No me gusta tu estilo

Días pasados un compañero con quien compartimos espacio común nos decía: «no me gusta tu estilo y no discuto en tus códigos» haciendo referencia a que opinó en cuenta privada que en el tema del famoso cuadro pintado encima se había «farandulizado».

Está bueno que no le guste nuestro estilo porque a nosotros no nos gusta su forma y mucho menos la inoperancia.

Pero esto viene a cuenta de muchos sacudones que la política ha tenido. En los últimos tiempos la izquierda se ha visto obligada a defender «estilos» que no van con la izquierda y «códigos» que no comparecen con lo tradicional en defensa de lo colectivo y no de lo individual.

La mala utilización de dineros públicos, sean uno o diez pesos, no deja de ser preocupante porque evidentemente habla de lo que alguna vez dijo el recientemente fallecido Batlle (a quien no le sumamos solamente que esta frase): «el poder aburguesa».

Justamente el poder es quien aburguesa y a quienes lo buscan en el afán de obtenerlo los habilita a que las formas sean todas, absolutamente todas.

Hoy los jóvenes han pasado a ser una meta desenfrenada de mostrar el poder que lamentablemente en las urnas muchas veces no se reflejan. A cuenta de que los actos eleccionarios de jóvenes pasaron a ser una suerte de supermecadismo en la que ofrecer tres litros de vino o alguna cena, es el desafío para obtener el premio mayor.

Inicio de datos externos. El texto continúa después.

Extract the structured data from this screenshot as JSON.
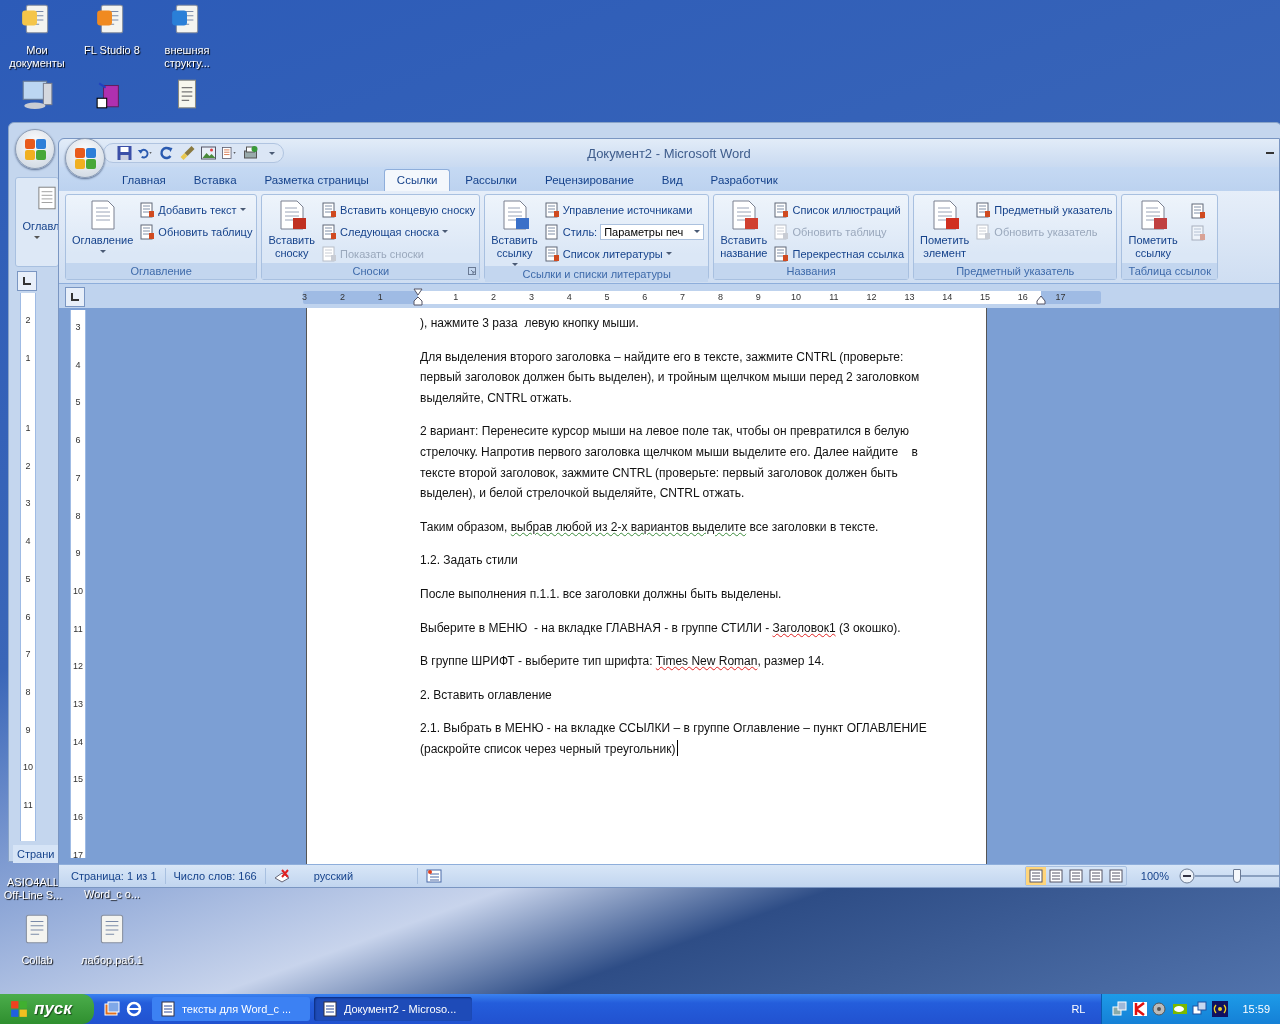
{
  "desktop_icons": [
    {
      "label": "Мои документы"
    },
    {
      "label": "FL Studio 8"
    },
    {
      "label": "внешняя структу..."
    },
    {
      "label": "ASIO4ALL Off-Line S..."
    },
    {
      "label": "Word_c o..."
    },
    {
      "label": "Collab"
    },
    {
      "label": "лабор.раб.1"
    }
  ],
  "back_window": {
    "ribbon_label": "Оглавл",
    "status_text": "Страни",
    "ruler_labels": [
      "2",
      "1",
      "1",
      "2",
      "3",
      "4",
      "5",
      "6",
      "7",
      "8",
      "9",
      "10",
      "11"
    ]
  },
  "window": {
    "title": "Документ2 - Microsoft Word",
    "tabs": [
      {
        "label": "Главная",
        "selected": false
      },
      {
        "label": "Вставка",
        "selected": false
      },
      {
        "label": "Разметка страницы",
        "selected": false
      },
      {
        "label": "Ссылки",
        "selected": true
      },
      {
        "label": "Рассылки",
        "selected": false
      },
      {
        "label": "Рецензирование",
        "selected": false
      },
      {
        "label": "Вид",
        "selected": false
      },
      {
        "label": "Разработчик",
        "selected": false
      }
    ],
    "ribbon_groups": [
      {
        "label": "Оглавление",
        "launcher": false,
        "large": [
          {
            "label": "Оглавление",
            "dropdown": true
          }
        ],
        "small": [
          {
            "kind": "button",
            "label": "Добавить текст",
            "dropdown": true,
            "disabled": false
          },
          {
            "kind": "button",
            "label": "Обновить таблицу",
            "dropdown": false,
            "disabled": false
          }
        ]
      },
      {
        "label": "Сноски",
        "launcher": true,
        "large": [
          {
            "label": "Вставить сноску",
            "dropdown": false
          }
        ],
        "small": [
          {
            "kind": "button",
            "label": "Вставить концевую сноску",
            "dropdown": false,
            "disabled": false
          },
          {
            "kind": "button",
            "label": "Следующая сноска",
            "dropdown": true,
            "disabled": false
          },
          {
            "kind": "button",
            "label": "Показать сноски",
            "dropdown": false,
            "disabled": true
          }
        ]
      },
      {
        "label": "Ссылки и списки литературы",
        "launcher": false,
        "large": [
          {
            "label": "Вставить ссылку",
            "dropdown": true
          }
        ],
        "small": [
          {
            "kind": "button",
            "label": "Управление источниками",
            "dropdown": false,
            "disabled": false
          },
          {
            "kind": "combo",
            "label": "Стиль:",
            "value": "Параметры печ"
          },
          {
            "kind": "button",
            "label": "Список литературы",
            "dropdown": true,
            "disabled": false
          }
        ]
      },
      {
        "label": "Названия",
        "launcher": false,
        "large": [
          {
            "label": "Вставить название",
            "dropdown": false
          }
        ],
        "small": [
          {
            "kind": "button",
            "label": "Список иллюстраций",
            "dropdown": false,
            "disabled": false
          },
          {
            "kind": "button",
            "label": "Обновить таблицу",
            "dropdown": false,
            "disabled": true
          },
          {
            "kind": "button",
            "label": "Перекрестная ссылка",
            "dropdown": false,
            "disabled": false
          }
        ]
      },
      {
        "label": "Предметный указатель",
        "launcher": false,
        "large": [
          {
            "label": "Пометить элемент",
            "dropdown": false
          }
        ],
        "small": [
          {
            "kind": "button",
            "label": "Предметный указатель",
            "dropdown": false,
            "disabled": false
          },
          {
            "kind": "button",
            "label": "Обновить указатель",
            "dropdown": false,
            "disabled": true
          }
        ]
      },
      {
        "label": "Таблица ссылок",
        "launcher": false,
        "large": [
          {
            "label": "Пометить ссылку",
            "dropdown": false
          }
        ],
        "small": [
          {
            "kind": "icon",
            "disabled": false
          },
          {
            "kind": "icon",
            "disabled": true
          }
        ]
      }
    ],
    "ruler": {
      "horizontal_labels": [
        "3",
        "2",
        "1",
        "1",
        "2",
        "3",
        "4",
        "5",
        "6",
        "7",
        "8",
        "9",
        "10",
        "11",
        "12",
        "13",
        "14",
        "15",
        "16",
        "17"
      ],
      "vertical_labels": [
        "3",
        "4",
        "5",
        "6",
        "7",
        "8",
        "9",
        "10",
        "11",
        "12",
        "13",
        "14",
        "15",
        "16",
        "17"
      ]
    },
    "paragraphs": [
      [
        {
          "text": "), нажмите 3 раза  левую кнопку мыши."
        }
      ],
      [
        {
          "text": "Для выделения второго заголовка – найдите его в тексте, зажмите CNTRL (проверьте: первый заголовок должен быть выделен), и тройным щелчком мыши перед 2 заголовком выделяйте, CNTRL отжать."
        }
      ],
      [
        {
          "text": "2 вариант: Перенесите курсор мыши на левое поле так, чтобы он превратился в белую стрелочку. Напротив первого заголовка щелчком мыши выделите его. Далее найдите    в тексте второй заголовок, зажмите CNTRL (проверьте: первый заголовок должен быть выделен), и белой стрелочкой выделяйте, CNTRL отжать."
        }
      ],
      [
        {
          "text": "Таким образом, "
        },
        {
          "text": "выбрав любой из 2-х вариантов выделите",
          "grammar_error": true
        },
        {
          "text": " все заголовки в тексте."
        }
      ],
      [
        {
          "text": "1.2. Задать стили"
        }
      ],
      [
        {
          "text": "После выполнения п.1.1. все заголовки должны быть выделены."
        }
      ],
      [
        {
          "text": "Выберите в МЕНЮ  - на вкладке ГЛАВНАЯ - в группе СТИЛИ - "
        },
        {
          "text": "Заголовок1",
          "spelling_error": true
        },
        {
          "text": " (3 окошко)."
        }
      ],
      [
        {
          "text": "В группе ШРИФТ - выберите тип шрифта: "
        },
        {
          "text": "Times New Roman",
          "spelling_error": true
        },
        {
          "text": ", размер 14."
        }
      ],
      [
        {
          "text": "2. Вставить оглавление"
        }
      ],
      [
        {
          "text": "2.1. Выбрать в МЕНЮ - на вкладке ССЫЛКИ – в группе Оглавление – пункт ОГЛАВЛЕНИЕ (раскройте список через черный треугольник)"
        }
      ]
    ],
    "status_bar": {
      "page": "Страница: 1 из 1",
      "words": "Число слов: 166",
      "language": "русский",
      "view_buttons": [
        {
          "selected": true
        },
        {
          "selected": false
        },
        {
          "selected": false
        },
        {
          "selected": false
        },
        {
          "selected": false
        }
      ],
      "zoom": "100%",
      "zoom_slider": {
        "level": 0.5
      }
    }
  },
  "taskbar": {
    "start": "пуск",
    "tasks": [
      {
        "label": "тексты для Word_c ...",
        "selected": false
      },
      {
        "label": "Документ2 - Microso...",
        "selected": true
      }
    ],
    "language": "RL",
    "clock": "15:59"
  }
}
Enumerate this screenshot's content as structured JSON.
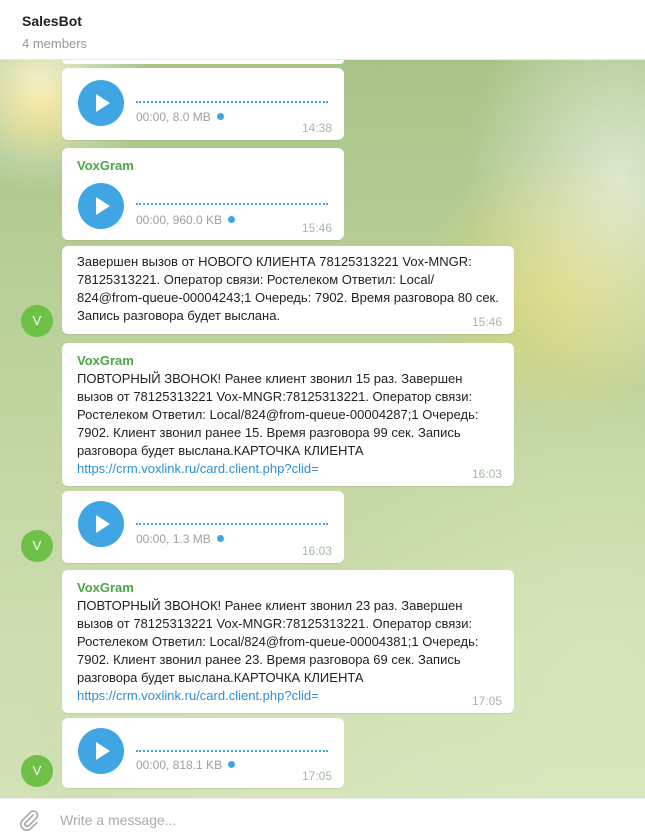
{
  "header": {
    "title": "SalesBot",
    "subtitle": "4 members"
  },
  "colors": {
    "sender": "#4ca646",
    "accent": "#3fa5e3",
    "avatar": "#6ec046",
    "link": "#2e8fd4"
  },
  "avatar_letter": "V",
  "messages": [
    {
      "type": "audio",
      "sender": "",
      "duration": "00:00, 8.0 MB",
      "time": "14:38"
    },
    {
      "type": "audio",
      "sender": "VoxGram",
      "duration": "00:00, 960.0 KB",
      "time": "15:46"
    },
    {
      "type": "text",
      "sender": "",
      "text": "Завершен вызов от НОВОГО КЛИЕНТА 78125313221 Vox-MNGR: 78125313221. Оператор связи: Ростелеком Ответил: Local/ 824@from-queue-00004243;1 Очередь: 7902. Время разговора 80 сек. Запись разговора будет выслана.",
      "time": "15:46"
    },
    {
      "type": "text",
      "sender": "VoxGram",
      "text": "ПОВТОРНЫЙ ЗВОНОК! Ранее клиент звонил 15 раз. Завершен вызов от 78125313221 Vox-MNGR:78125313221. Оператор связи: Ростелеком Ответил: Local/824@from-queue-00004287;1 Очередь: 7902. Клиент звонил ранее 15. Время разговора 99 сек. Запись разговора будет выслана.КАРТОЧКА КЛИЕНТА",
      "link": "https://crm.voxlink.ru/card.client.php?clid=",
      "time": "16:03"
    },
    {
      "type": "audio",
      "sender": "",
      "duration": "00:00, 1.3 MB",
      "time": "16:03"
    },
    {
      "type": "text",
      "sender": "VoxGram",
      "text": "ПОВТОРНЫЙ ЗВОНОК! Ранее клиент звонил 23 раз. Завершен вызов от 78125313221 Vox-MNGR:78125313221. Оператор связи: Ростелеком Ответил: Local/824@from-queue-00004381;1 Очередь: 7902. Клиент звонил ранее 23. Время разговора 69 сек. Запись разговора будет выслана.КАРТОЧКА КЛИЕНТА",
      "link": "https://crm.voxlink.ru/card.client.php?clid=",
      "time": "17:05"
    },
    {
      "type": "audio",
      "sender": "",
      "duration": "00:00, 818.1 KB",
      "time": "17:05"
    }
  ],
  "composer": {
    "placeholder": "Write a message..."
  },
  "icons": {
    "play": "play-icon",
    "attach": "paperclip-icon"
  }
}
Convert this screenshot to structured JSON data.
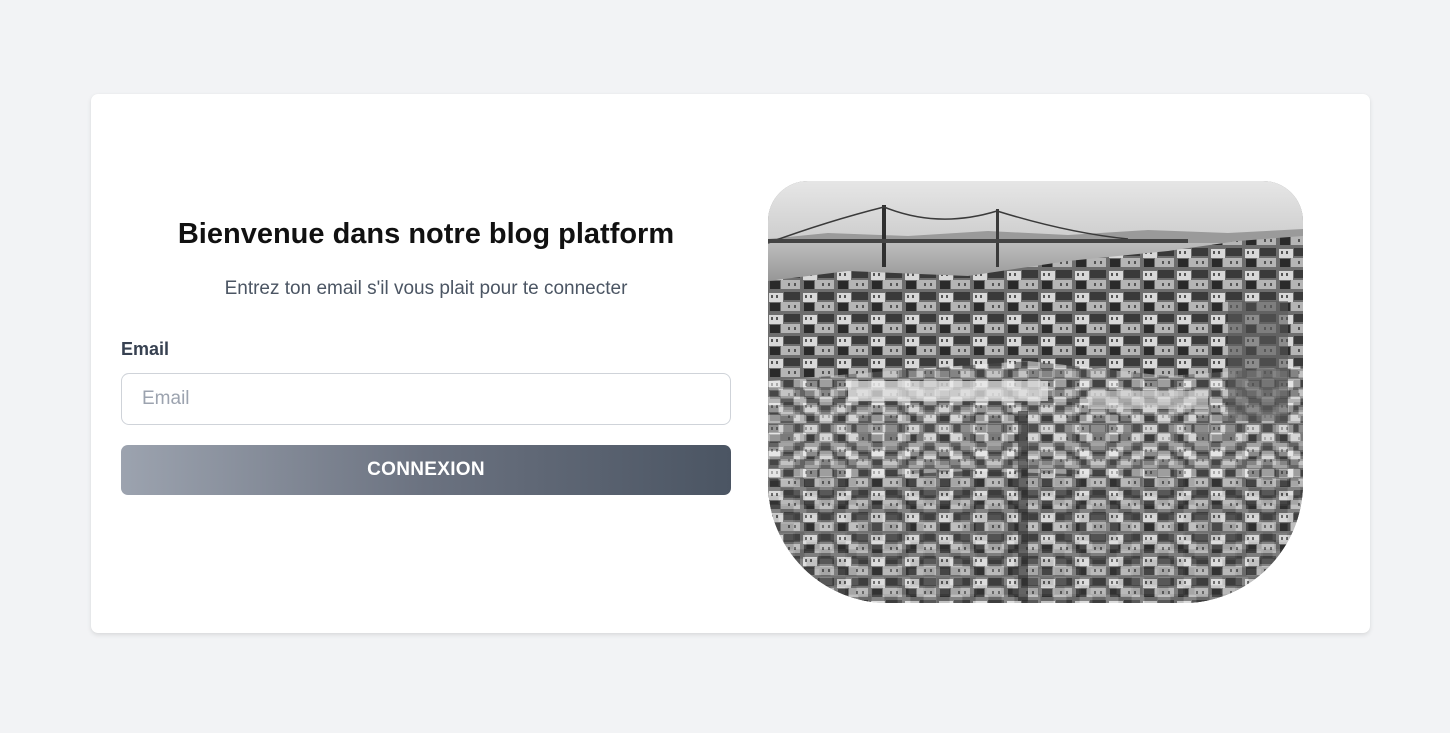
{
  "login": {
    "title": "Bienvenue dans notre blog platform",
    "subtitle": "Entrez ton email s'il vous plait pour te connecter",
    "email_label": "Email",
    "email_placeholder": "Email",
    "email_value": "",
    "submit_label": "CONNEXION"
  },
  "hero_image": {
    "description_icon": "city-photo",
    "style": "black-and-white"
  },
  "colors": {
    "page_background": "#f2f3f5",
    "card_background": "#ffffff",
    "button_gradient_start": "#9ca3af",
    "button_gradient_end": "#4b5563"
  }
}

Por fortuna en este panorama el Frente Amplio no debe ponerse a consideración de los más jóvenes ni «comprarles» ilusiones sino que les brinda espacios, los forma, los informa, le brinda historia y conocimientos, para que ellos mismos el día de mañana resuelvan donde quieren estar.

Evidentemente que en esta lectura de proyecciones, de análisis, de estudio, no es un tiempo fácil para el Frente Amplio. Tener que perder tiempo en defender la devolución de chirolas, explicar y explicar a donde fueron inversiones, porque no se traslada la solidez a los más judeados (clase baja) o porque aquello de la mejor distribución de las riquezas sigue siendo una utopía, es en definitiva reconocer que no nos «gusta nuestro estilo» y que, mucho menos, «nos gusta discutir en nuestros códigos».

Todo porque la actualidad parece no tener «estilos» y mucho menos respeta «códigos».